Era cretinamente lindo. Sempre fora, mesmo na fase ingrata da adolescência, quando os hormônios estão mancomunados com os mais esdrúxulos desalinhos. De tão belo, causaria repulsa até mesmo ao mais frondoso dos pavões. Inclusive as casadas costumavam dizer: Vai ser harmonioso assim lá em casa!
Murilo não prestava, e não era pouca coisa. Não valia colherada pequena de sopa rala. Um traste. Mesmo assim, não lhe faltavam pretendentes, todas, obviamente, cientes de que nem mesmo elas suportariam ir além de uma noite. Pois, caso não bastasse ser um biltre, o canalha não fazia questão nem mesmo de coçar o bolso na hora de pagar a conta do motel.
Destino é algo que, geralmente, é tão previsível, que chega a entediar, tamanha a monotonia. Todavia, quando sai da rota prevista, pode surpreender até mesmo aqueles propensos aos maiores devaneios. E foi justamente isso que aconteceu ao pulha.
Pois é, o imprevisto se deu na manhã de certa segunda-feira, quando Murilo, peito estufado, desfilava pelas calçadas do bairro, certo de que provocaria os desejos mais reprimidos nas mulheres que tivessem a sorte de se deparar com figura tão digna de olhares cheios de vontades. Nenhuma novidade até que, de repente, uma jovem, do nada, virou-se para o gajo. Olhou-o de cima a baixo, torceu os lábios desdenhosamente e, pasmem, virou-se e foi embora.
O que foi aquilo? Murilo, perplexo, não conseguiu acreditar. Seria possível alguma mulher desprezá-lo, ainda mais depois do que a natureza havia feito com o seu magnífico ser? Não, não e não! Deveria ter alguma explicação lógica para aquele episódio. Cegueira. Sim, aquela pobre garota, não mais de 20 anos, deveria ser cega. No mínimo, sofria de miopia severa.

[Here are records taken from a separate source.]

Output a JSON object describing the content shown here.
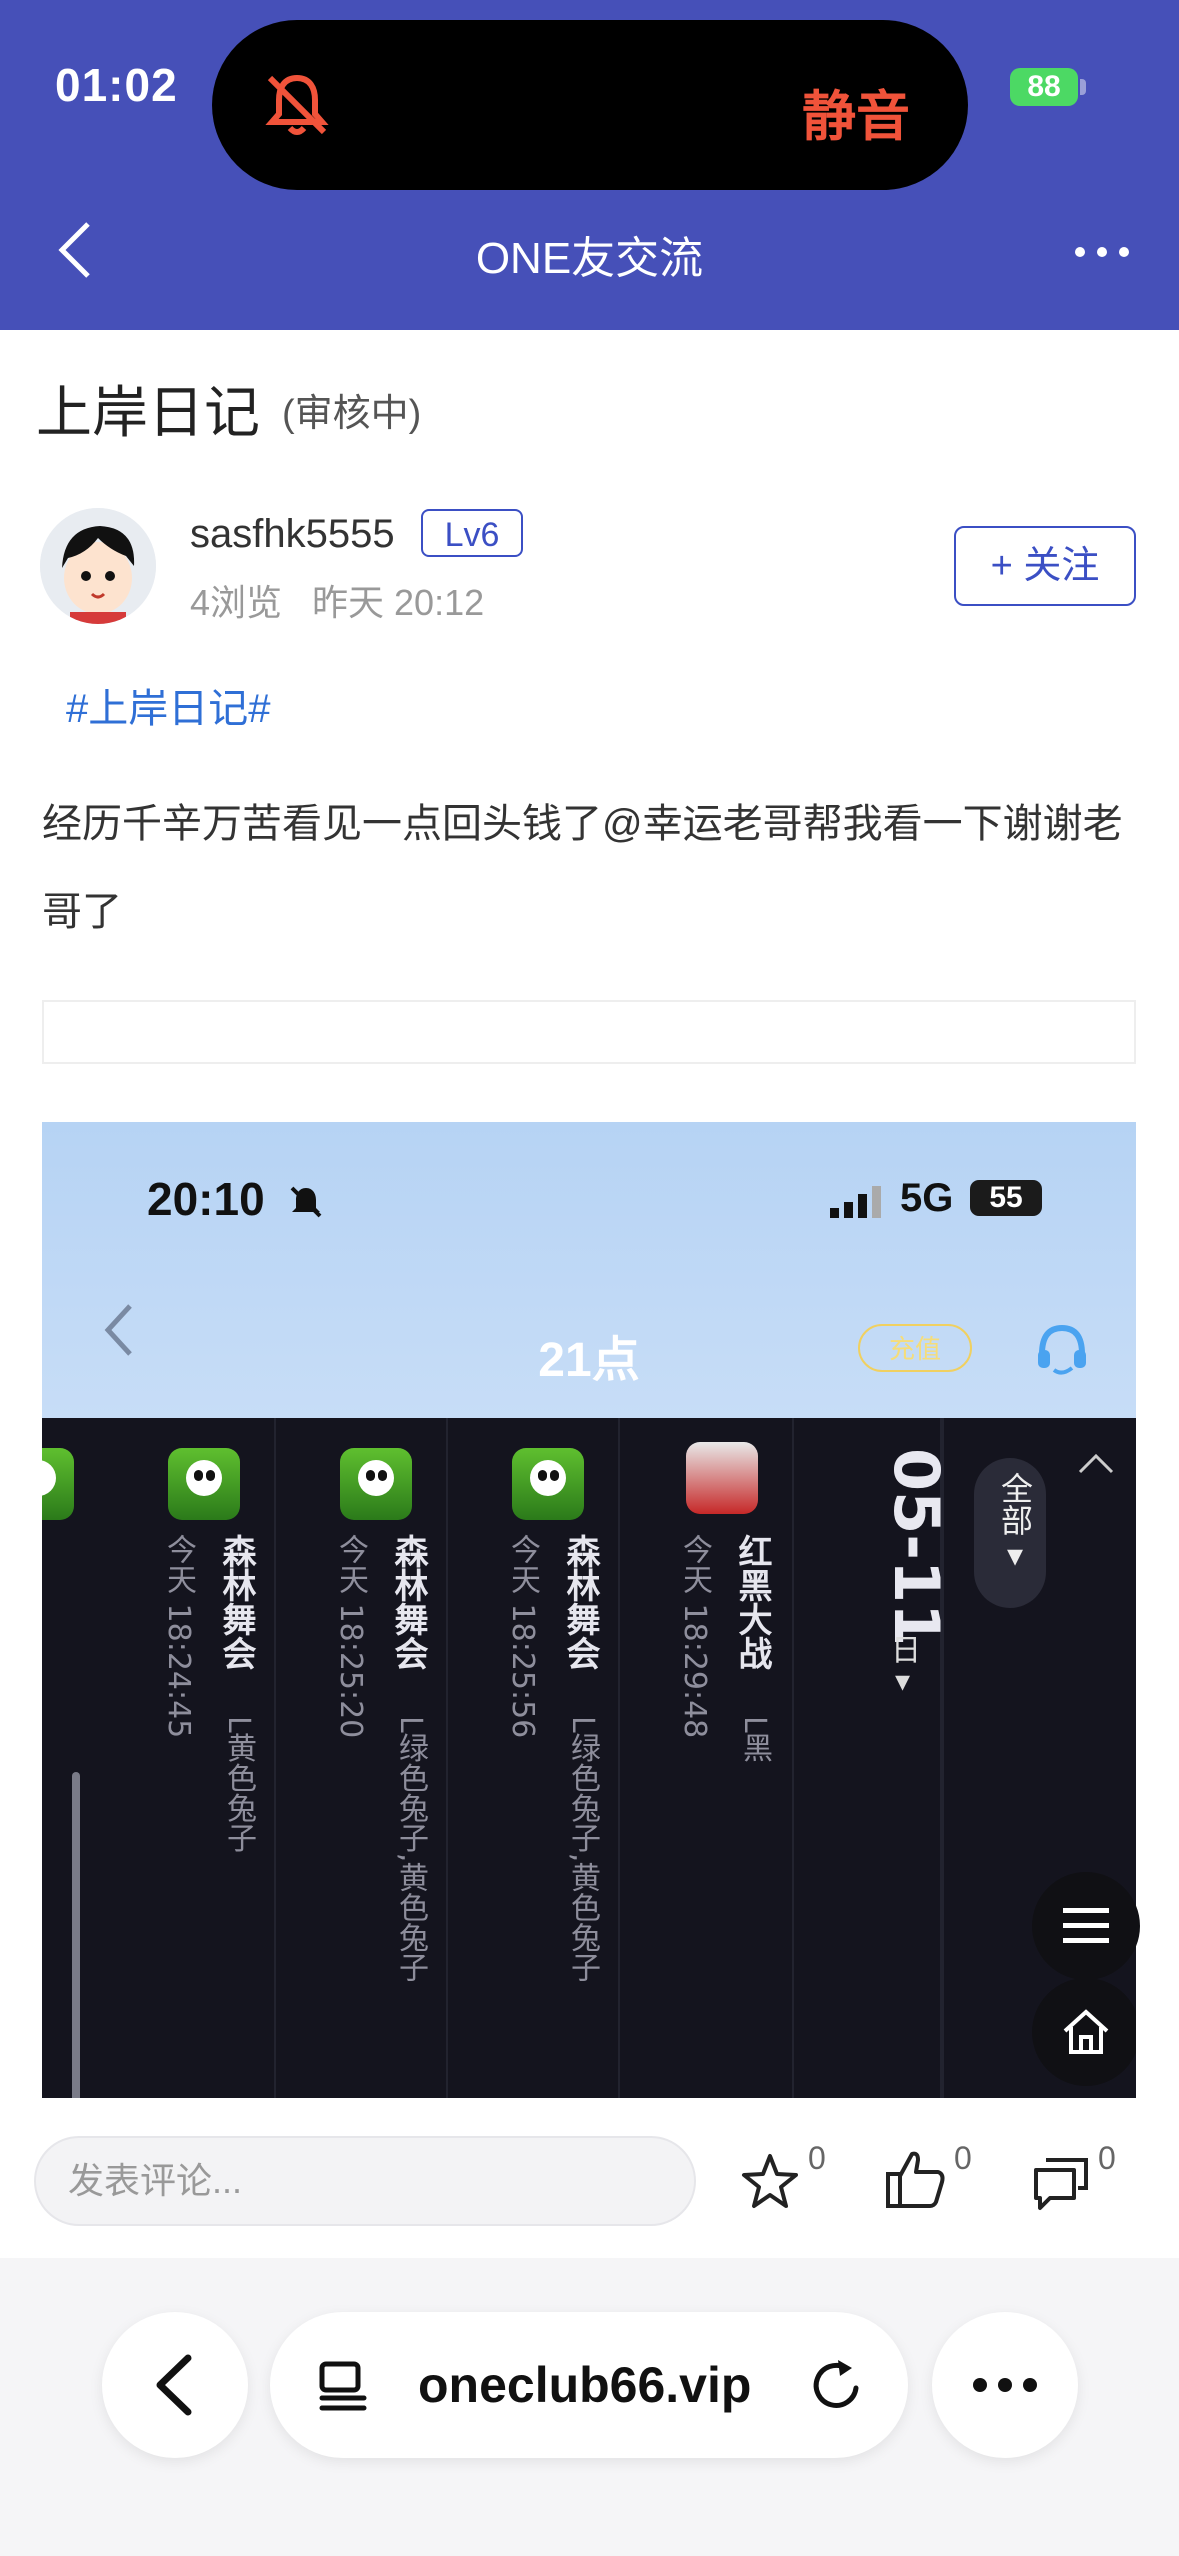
{
  "status_bar": {
    "time": "01:02",
    "mute_label": "静音",
    "battery": "88"
  },
  "nav": {
    "title": "ONE友交流"
  },
  "post": {
    "title": "上岸日记",
    "status": "(审核中)",
    "author": {
      "name": "sasfhk5555",
      "level": "Lv6",
      "views": "4浏览",
      "time": "昨天 20:12"
    },
    "follow_label": "+ 关注",
    "hashtag": "#上岸日记#",
    "content": "经历千辛万苦看见一点回头钱了@幸运老哥帮我看一下谢谢老哥了"
  },
  "embedded_screenshot": {
    "time": "20:10",
    "network": "5G",
    "battery": "55",
    "title": "21点",
    "recharge_label": "充值",
    "date_label": "05-11",
    "date_suffix": "日▾",
    "filter_label": "全部▾",
    "records": [
      {
        "name": "红黑大战",
        "detail": "L黑",
        "time": "今天 18:29:48",
        "icon": "red-black-icon"
      },
      {
        "name": "森林舞会",
        "detail": "L绿色兔子,黄色兔子",
        "time": "今天 18:25:56",
        "icon": "panda-icon"
      },
      {
        "name": "森林舞会",
        "detail": "L绿色兔子,黄色兔子",
        "time": "今天 18:25:20",
        "icon": "panda-icon"
      },
      {
        "name": "森林舞会",
        "detail": "L黄色兔子",
        "time": "今天 18:24:45",
        "icon": "panda-icon"
      }
    ]
  },
  "comment_bar": {
    "placeholder": "发表评论...",
    "favorites": "0",
    "likes": "0",
    "comments": "0"
  },
  "browser": {
    "url": "oneclub66.vip"
  },
  "colors": {
    "header_bg": "#4650b8",
    "accent": "#3b4fc4",
    "hashtag": "#2f6fd6",
    "mute_red": "#f0533a"
  }
}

Sim, sim e sim!
Por sorte ou azar, Murilo se deparou novamente com a misteriosa mulher alguns dias depois. E o encontro aconteceu por acaso, justamente na casa da Fernanda, antiga namorada de uma noite como tantas outras. Ele tentou puxar conversa, mas Larissa, era como se chamava a jovem, nem lhe deu bola. Mesmo assim, foi educada o suficiente para desfazer qualquer dúvida sobre suas vistas.
— Míope? Não, senhor! Pois vejo muito bem.
— Não é possível!
— Pois acredite, senhor Murilo! Enxergo de longe um safardana.